The example I have today is something pretty benign, but frustrating to me as a professional. Recently, the BBC did an environmental story on how air pollution had dropped year on year since the lockdown began. Setting aside for one moment that the data linked to by the article is a snapshot averaging nitrogen dioxide over the two week period and therefore cannot directly lead to the first graph in the article, it was the graphs themselves that caught my eye.
This first graph has 2019 in red and 2020 in blue. While it is possible to argue that the 2020 levels were already following a different path to 2019, the very short timescale of the graph and the similarity in shape makes a compelling comparison. A daily breakdown is not available in the source spreadsheet nor is it available directly on the DEFRA website even a week after this article was written. Let’s take a look at the second graph.

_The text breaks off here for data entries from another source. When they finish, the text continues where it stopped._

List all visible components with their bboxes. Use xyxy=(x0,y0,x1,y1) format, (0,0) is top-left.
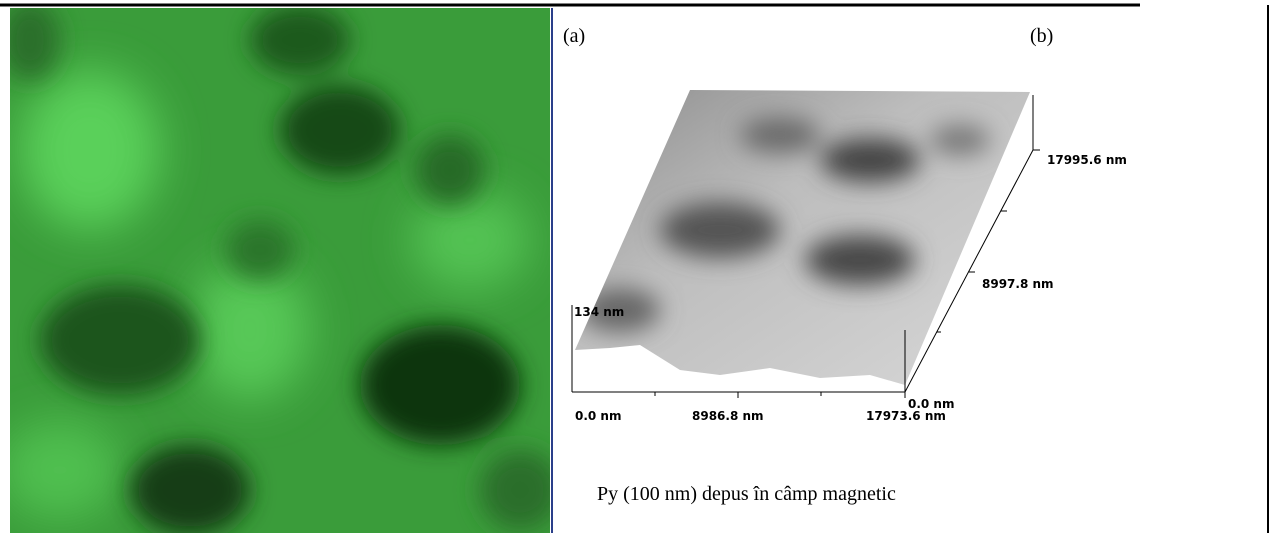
axis-label: 17995.6 nm xyxy=(1047,153,1127,167)
page: (a) (b) 134 nm 0.0 nm 8986.8 nm 17973.6 … xyxy=(0,0,1279,533)
afm-image xyxy=(0,0,560,533)
axis-label: 8986.8 nm xyxy=(692,409,764,423)
surface-plot xyxy=(572,90,1040,398)
panel-label: (a) xyxy=(563,25,585,47)
axis-label: 0.0 nm xyxy=(575,409,621,423)
axis-label: 8997.8 nm xyxy=(982,277,1054,291)
axis-label: 0.0 nm xyxy=(908,397,954,411)
axis-label: 17973.6 nm xyxy=(866,409,946,423)
panel-label: (b) xyxy=(1030,25,1053,47)
figure: (a) (b) 134 nm 0.0 nm 8986.8 nm 17973.6 … xyxy=(0,0,1279,533)
caption: Py (100 nm) depus în câmp magnetic xyxy=(597,483,896,505)
axis-label: 134 nm xyxy=(574,305,624,319)
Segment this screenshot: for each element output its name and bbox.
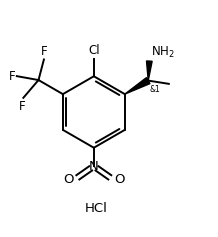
Text: F: F	[9, 70, 15, 83]
Polygon shape	[125, 77, 150, 94]
Text: &1: &1	[149, 85, 160, 94]
Text: O: O	[63, 173, 74, 186]
Text: N: N	[89, 160, 99, 173]
Text: HCl: HCl	[85, 202, 107, 215]
Text: Cl: Cl	[88, 44, 100, 57]
Text: F: F	[19, 100, 26, 113]
Polygon shape	[146, 61, 152, 81]
Text: NH$_2$: NH$_2$	[151, 45, 175, 60]
Text: O: O	[114, 173, 124, 186]
Text: F: F	[41, 45, 47, 58]
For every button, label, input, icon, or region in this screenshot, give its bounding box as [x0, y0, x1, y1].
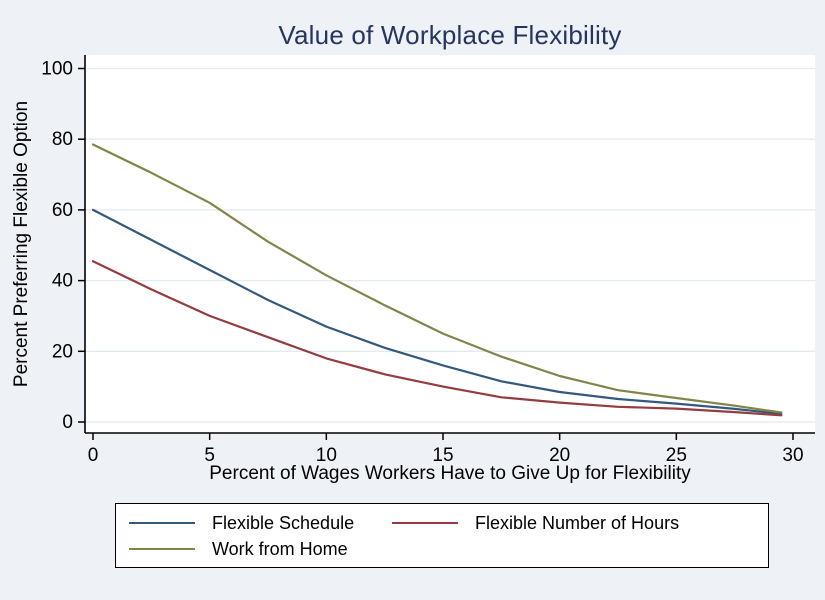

This graph is a subset of the results released, which is not mentioned, although for this graph the colours have been swapped: 2019 is now in blue and 2020 in red. While there is a key showing the change, most people reading an article and seeing consecutive visualisations would make the valid assumption that the keys are consistent when related data is presented. This is one of the basic rules of data science communication – don’t confuse your audience!
While, in this instance, I believe this was an honest mistake it is something that can be used to misdirect readers. Please be careful when presenting your data, and as ever, even more careful when reading and interpreting that presented by others.